Pendiente de ti
Esta mañana, como cada día, te he visto bajar las escaleras a toda velocidad y entrar en el último momento antes de que se cerraran las puertas. Alegre y despreocupada, te has mirado en mí para ajustarte la chaqueta, arreglarte el pelo y dar los últimos retoques a tu maquillaje. Aprovechando que prácticamente estabas sola, te has regodeado un instante con la imagen que yo te mostraba de tu nuevo aspecto, la has contemplado con atención, deteniéndote en cada detalle y haciendo ensayos de posturas que te hacen más femenina. Estabas guapísima con la luz que irradiaba tu rostro y con el colorido de tu nuevo vestuario.
Hace un año todo era muy distinto. Andabas lenta, cabizbaja y con la melena tapándote la cara. Vestida de oscuro, siempre te sentabas en el mismo rincón, huyendo del reflejo que mis ventanas te devolvían cuando se tornaban espejo con la oscuridad del túnel. Ahora, se te ve más abierta, más espontánea y más satisfecha. Noto que con tu nueva imagen, por fin, te sientes ubicada en el mundo.
Te has acostumbrado a utilizarme en las primeras y en las últimas horas del día, cuando estoy casi vacío. Sí alguna vez entras en otro momento, la permanente incomodidad que tu presencia genera en las personas que me abarrotan se traduce en miradas obscenas, gestos excluyentes, beligerantes palabras y agresivas actitudes.
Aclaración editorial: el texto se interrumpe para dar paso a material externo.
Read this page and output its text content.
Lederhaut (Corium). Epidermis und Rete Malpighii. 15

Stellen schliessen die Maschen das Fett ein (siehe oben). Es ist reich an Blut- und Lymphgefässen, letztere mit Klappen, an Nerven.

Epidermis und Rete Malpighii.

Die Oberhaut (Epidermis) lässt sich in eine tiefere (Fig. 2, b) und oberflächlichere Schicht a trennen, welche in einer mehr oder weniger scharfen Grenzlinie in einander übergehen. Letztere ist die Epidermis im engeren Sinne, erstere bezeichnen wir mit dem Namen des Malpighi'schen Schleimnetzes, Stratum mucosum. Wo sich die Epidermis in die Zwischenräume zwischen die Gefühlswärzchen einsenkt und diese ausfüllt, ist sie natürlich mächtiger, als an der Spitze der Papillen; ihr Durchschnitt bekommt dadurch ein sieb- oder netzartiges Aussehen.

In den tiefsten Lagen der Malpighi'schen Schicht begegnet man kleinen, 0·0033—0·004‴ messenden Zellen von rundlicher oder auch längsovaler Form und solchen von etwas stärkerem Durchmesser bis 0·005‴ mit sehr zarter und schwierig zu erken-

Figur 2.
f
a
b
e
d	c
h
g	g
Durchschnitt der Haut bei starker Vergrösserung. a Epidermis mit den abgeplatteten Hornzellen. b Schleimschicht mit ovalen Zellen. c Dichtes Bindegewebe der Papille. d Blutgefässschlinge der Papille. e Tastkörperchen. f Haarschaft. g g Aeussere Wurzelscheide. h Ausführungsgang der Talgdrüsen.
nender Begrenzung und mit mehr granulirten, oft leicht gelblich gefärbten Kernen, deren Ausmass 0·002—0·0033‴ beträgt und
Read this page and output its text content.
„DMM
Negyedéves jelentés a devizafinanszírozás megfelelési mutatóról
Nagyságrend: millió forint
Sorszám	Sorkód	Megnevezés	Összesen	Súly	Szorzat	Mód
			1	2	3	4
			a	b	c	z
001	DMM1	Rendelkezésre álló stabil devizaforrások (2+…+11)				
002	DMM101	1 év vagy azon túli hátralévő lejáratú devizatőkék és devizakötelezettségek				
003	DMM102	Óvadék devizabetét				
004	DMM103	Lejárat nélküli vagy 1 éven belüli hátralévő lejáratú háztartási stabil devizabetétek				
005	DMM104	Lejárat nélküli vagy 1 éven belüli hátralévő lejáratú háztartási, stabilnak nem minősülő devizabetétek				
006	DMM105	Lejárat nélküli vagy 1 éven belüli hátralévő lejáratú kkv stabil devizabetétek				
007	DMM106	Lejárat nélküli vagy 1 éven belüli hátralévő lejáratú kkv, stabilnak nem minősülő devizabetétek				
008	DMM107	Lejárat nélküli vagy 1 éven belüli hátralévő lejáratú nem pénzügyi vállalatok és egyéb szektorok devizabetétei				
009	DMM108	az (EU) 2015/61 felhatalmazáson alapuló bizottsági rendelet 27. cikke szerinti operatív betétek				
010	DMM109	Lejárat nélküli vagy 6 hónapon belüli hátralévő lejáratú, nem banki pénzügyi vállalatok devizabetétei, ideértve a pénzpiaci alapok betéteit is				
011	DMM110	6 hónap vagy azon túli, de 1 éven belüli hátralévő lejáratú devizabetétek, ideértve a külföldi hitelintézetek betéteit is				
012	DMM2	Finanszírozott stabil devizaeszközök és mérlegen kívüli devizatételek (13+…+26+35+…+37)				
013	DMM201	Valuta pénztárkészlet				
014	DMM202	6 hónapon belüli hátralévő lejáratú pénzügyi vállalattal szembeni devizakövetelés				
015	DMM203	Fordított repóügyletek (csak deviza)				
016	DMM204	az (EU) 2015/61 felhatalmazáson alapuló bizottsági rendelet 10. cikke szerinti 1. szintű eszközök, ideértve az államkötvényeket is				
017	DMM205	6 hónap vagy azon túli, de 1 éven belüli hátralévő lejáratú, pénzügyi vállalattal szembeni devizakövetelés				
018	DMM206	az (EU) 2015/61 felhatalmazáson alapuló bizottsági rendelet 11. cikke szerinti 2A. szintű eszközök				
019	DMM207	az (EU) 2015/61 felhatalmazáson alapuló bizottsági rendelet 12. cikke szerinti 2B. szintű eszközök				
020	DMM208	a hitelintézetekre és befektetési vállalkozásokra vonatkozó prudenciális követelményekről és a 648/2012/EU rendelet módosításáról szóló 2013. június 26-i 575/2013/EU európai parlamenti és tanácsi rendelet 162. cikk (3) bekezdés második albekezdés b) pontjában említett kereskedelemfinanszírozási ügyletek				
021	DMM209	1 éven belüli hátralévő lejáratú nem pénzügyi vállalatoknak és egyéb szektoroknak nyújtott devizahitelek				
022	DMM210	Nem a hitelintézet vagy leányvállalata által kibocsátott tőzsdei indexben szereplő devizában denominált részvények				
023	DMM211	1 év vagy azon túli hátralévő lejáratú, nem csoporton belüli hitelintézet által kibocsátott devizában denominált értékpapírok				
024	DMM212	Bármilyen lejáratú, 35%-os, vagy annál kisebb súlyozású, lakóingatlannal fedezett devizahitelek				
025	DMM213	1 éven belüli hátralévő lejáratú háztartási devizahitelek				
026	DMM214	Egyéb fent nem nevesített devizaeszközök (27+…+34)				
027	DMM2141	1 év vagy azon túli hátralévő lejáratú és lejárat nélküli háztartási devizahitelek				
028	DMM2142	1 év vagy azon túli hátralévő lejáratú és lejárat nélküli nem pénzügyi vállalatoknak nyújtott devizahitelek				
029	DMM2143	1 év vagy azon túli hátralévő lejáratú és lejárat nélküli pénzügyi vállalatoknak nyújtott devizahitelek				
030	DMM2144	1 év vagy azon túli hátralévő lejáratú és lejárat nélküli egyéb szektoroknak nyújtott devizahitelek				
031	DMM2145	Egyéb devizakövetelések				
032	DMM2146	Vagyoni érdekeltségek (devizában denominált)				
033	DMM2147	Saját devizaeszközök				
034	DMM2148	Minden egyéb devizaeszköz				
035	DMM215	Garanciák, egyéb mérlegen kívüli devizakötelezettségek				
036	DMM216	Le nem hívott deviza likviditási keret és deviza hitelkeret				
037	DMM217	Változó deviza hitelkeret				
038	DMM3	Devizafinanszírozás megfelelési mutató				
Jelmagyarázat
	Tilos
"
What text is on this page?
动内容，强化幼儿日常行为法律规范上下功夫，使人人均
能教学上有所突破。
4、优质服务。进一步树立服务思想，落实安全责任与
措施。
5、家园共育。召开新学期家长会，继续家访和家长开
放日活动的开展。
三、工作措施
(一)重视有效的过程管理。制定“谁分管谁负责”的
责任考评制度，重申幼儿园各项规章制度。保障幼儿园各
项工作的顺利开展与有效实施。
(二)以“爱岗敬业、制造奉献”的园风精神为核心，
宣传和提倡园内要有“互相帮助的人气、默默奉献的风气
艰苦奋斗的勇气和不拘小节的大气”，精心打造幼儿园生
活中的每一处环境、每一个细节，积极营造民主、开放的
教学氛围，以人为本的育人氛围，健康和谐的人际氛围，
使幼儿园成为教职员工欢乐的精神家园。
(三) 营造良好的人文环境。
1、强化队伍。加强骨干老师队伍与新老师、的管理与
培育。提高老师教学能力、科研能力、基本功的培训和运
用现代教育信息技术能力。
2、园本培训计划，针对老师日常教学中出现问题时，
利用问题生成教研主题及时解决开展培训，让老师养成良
Cada noche espero con impaciencia tu llegada. Tu ánimo y tu aspecto son, entonces, muy diferentes. A veces llegas alicaída; otras veces, agitada y llorosa, con el rimel corrido, el pelo alborotado y la ropa desaliñada. Hay días que cruzas mi puerta llorando y en más de una ocasión llegas lesionada. Yo no puedo hacer nada más que ofrecerte un refugio que te transporte hasta tu barrio.
Siempre pienso en qué puede haber pasado para que llegues en ese estado. Cualquier detalle puede haber detonado el desastre: la gravedad de tu voz, que, ocasionalmente aún aparece; el picor de tu cara en la cara de la persona a la que te acercas a besar, porque quizás ese día no te has rasurado lo suficientemente bien; la burla por tu caminar, de pasos largos y pesados, sostenidos por tus grandes pies… No sé, quizás sólo sea la intolerancia de la gente.
Esta noche aún no te he visto, no has subido en la estación de costumbre y me preocupa. Estoy llegando al final de mi trayecto y voy solo. Paro en una estación. Están a punto de cerrarse las puertas cuando te veo aparecer por el pasillo con la cara desfigurada, la ropa desgarrada y heridas que tiñen de rojo tu piel. Despacio, casi arrastrándote, te acercas a mí. Espero que te dé tiempo a llegar antes de que se cierren. Por las escaleras se oyen gritos de voces masculinas. Miras hacia atrás y al volver la cara se vislumbra en ella el terror que sientes. Suenan los pitidos de cierre. Se empiezan a aproximar las dos hojas de las puertas. Haces un esfuerzo por correr hacia la más cercana. Te abalanzas sobre ella y caes dentro de mí en el último instante antes de que se acoplen. Fuera, los gritos personificados en hombres violentos me aporrean mientras corren conmigo hacia el túnel. No te preocupes, ya estás a salvo.
Te desplomas y no sé qué hacer para socorrerte. Te veo estirada en mi suelo, envuelta de una inmensa quietud que me angustia. Los únicos movimientos que soy capaz de captar són el de tu corazón, que se va enlenteciendo poco a poco y el de tus lágrimas recorriéndote las mejillas y mezclándose con la sangre de las heridas que hay en ella.